Dradjad Wibowo menyebutkan bahwan menurut studi pada 2010 di AS mencapai 249 miliar dolar AS atau sekitar 2 dolar 5 sen per minuman. “ini biaya yang ditanggung dari efek buruk minuman keras ke perekonomian. Jika dipersentasikan ke PDB AS, jatuhnya 1,66% dari PDB”. Studi yang ditulis Montarat Thavorncharoensap dalam 20 riset di 12 negara menyebutkan, beban ekonomi dari minuman beralkohol adalah 0,45% hingga 5,44% dari PDB. Dalam konteks Indonesia, beban tersebut dengan asumsi seperti AS 1,66 dari PDB maka beban dari miras ini sangat tinggi. PDB Indonesia pada tahun 2020 adalah Rp. 15.434,2 triliun jika dikalikan dengan 1,66% maka hasilnya adalah Rp. 256 triliun (republika.co.id). Ini membuktikan bahwa adanya industri miras, beban yang sangat besar bagi rakyat dan negara.
Industri Miras dalam Perspektif Islam
Dalam sistem Islam sendiri, termasuk di dalamnya tentang sistem ekonomi, kebijakan yang dikeluarkan oleh pemimpin tujuannya adalah untuk menjamin kebutuhan pokok individu secara sempurna (menyeluruh dan layak). Kemudian juga membantu setiap individu untuk memenuhi kebutuhan sekunder dan tersier. Hukum industri dalam sistem Islam adalah mengikuti hukum barang yang diproduksinya. Dari sisi kepemilikan barang dikategorikan menjadi 3 bagian (milik individu, umum, dan negara). Industri-industri yang menjadi milik umum (migas, tambang, batubara, kehutanan) adalah haram untuk dikelola oleh swasta baik lokal maupun asing. Melainkan kewajiban bagi negara untuk mengelolanya. Selanjutnya, dari sisi barang yang diproduksinya. Jika suatu pabrik menghasilkan produk yang halal, maka pabrik tersebut halal. Sebaliknya, jika produk yang dihasilkan adalah haram maka jelas pabrik tersebut haram dan tidak akan pernah diizinkan untuk berdiri di negara yang menerapkan syariat Islam secara kaffah.
Ancaman yang sangat keras dari kemaksiatan adalah salah satunya minuman keras.

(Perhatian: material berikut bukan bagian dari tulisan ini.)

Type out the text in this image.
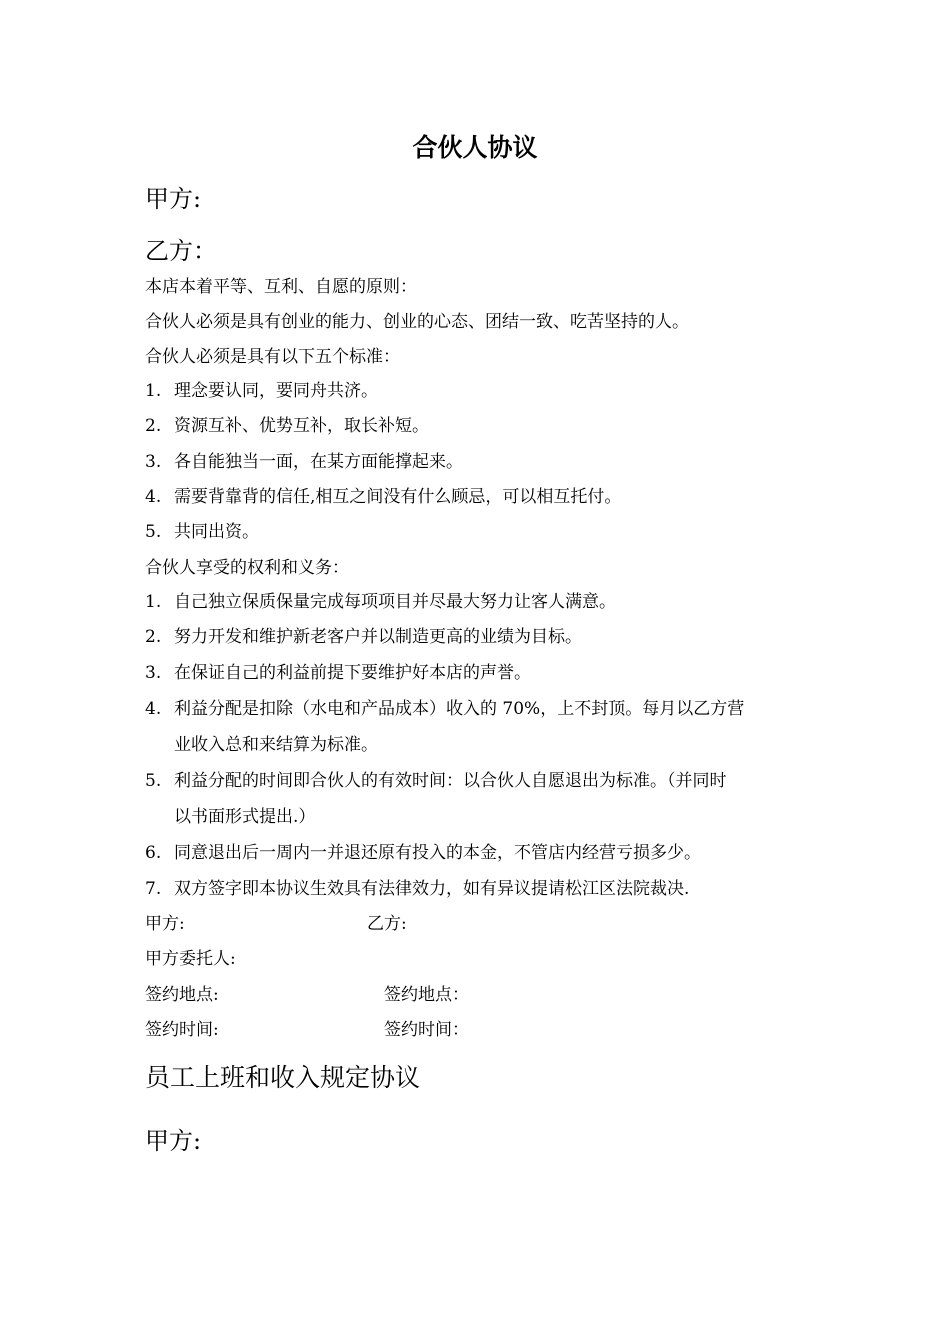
合伙人协议
甲方:
乙方：
本店本着平等、互利、自愿的原则：
合伙人必须是具有创业的能力、创业的心态、团结一致、吃苦坚持的人。
合伙人必须是具有以下五个标准：
1. 理念要认同，要同舟共济。
2. 资源互补、优势互补，取长补短。
3. 各自能独当一面，在某方面能撑起来。
4. 需要背靠背的信任,相互之间没有什么顾忌，可以相互托付。
5. 共同出资。
合伙人享受的权利和义务：
1. 自己独立保质保量完成每项项目并尽最大努力让客人满意。
2. 努力开发和维护新老客户并以制造更高的业绩为目标。
3. 在保证自己的利益前提下要维护好本店的声誉。
4. 利益分配是扣除（水电和产品成本）收入的 70%，上不封顶。每月以乙方营
业收入总和来结算为标准。
5. 利益分配的时间即合伙人的有效时间：以合伙人自愿退出为标准。（并同时
以书面形式提出.）
6. 同意退出后一周内一并退还原有投入的本金，不管店内经营亏损多少。
7. 双方签字即本协议生效具有法律效力，如有异议提请松江区法院裁决.
甲方:	乙方:
甲方委托人:
签约地点:	签约地点：
签约时间:	签约时间：
员工上班和收入规定协议
甲方:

Sebagaimana dalam surah Al-Maa-idah :90-91 Allah SWT berfirman yang artinya : “Hai orang-orang yang beriman, sesungguhnya (meminum) khamr, berjudi, (berkurban untuk) berhala, mengundi nasib dengan panah adalah perbuatan keji termasuk perbuatan syaitan. Maka jauhilah perbuatan-perbuatan itu agar kamu mendapat keberuntungan. Sesungguhnya syaitan itu bermaksud hendak menimbulkna permusuhan dan kebencian di antara kamu dengan khamr dan berjudi itu, dan menghalangi kamu dari mengingat Allah dan shalat, maka berhentilah kamu (dari mengerjakan pekerjaan itu)”.
Dalam ayat ini dengan tegas Allah menyeru orang-orang yang beriman untuk menjauhi Khamr. Maka dalam Islam, khamr adalah nyata haramnya. Diperjelas lagi dalam beberapa riwayat hadist tentang ancaman bagi pelaku minuman keras. “Khamr adalah induk dari kekejian dan dosa yang paling besar. Siapa saja yang meminum khamr, ia bisa berzina dengan ibunya, saudari ibunya dan saudari ayahnya” (HR ath-Thabarani). Dilanjut lagi, “Khamr itu adalah induk keburukan dan siapa meminumnya, Allah tidak menerima Sholatnya 40 hari. Jika ia mati dan khamr itu ada di dalam perutnya maka ia mati dengan kematian jahiliyah” (HR ath-Thabarani, ad-Daraquthni, al-Qudha’iy).
Inilah mengapa miras haram hukumnya dan harus dilarang secara total peredarannya. Hanya saja, ini dapat terjadi jika syariah Islam sudah diterapkan secara kaffah. Wallahu a’lam.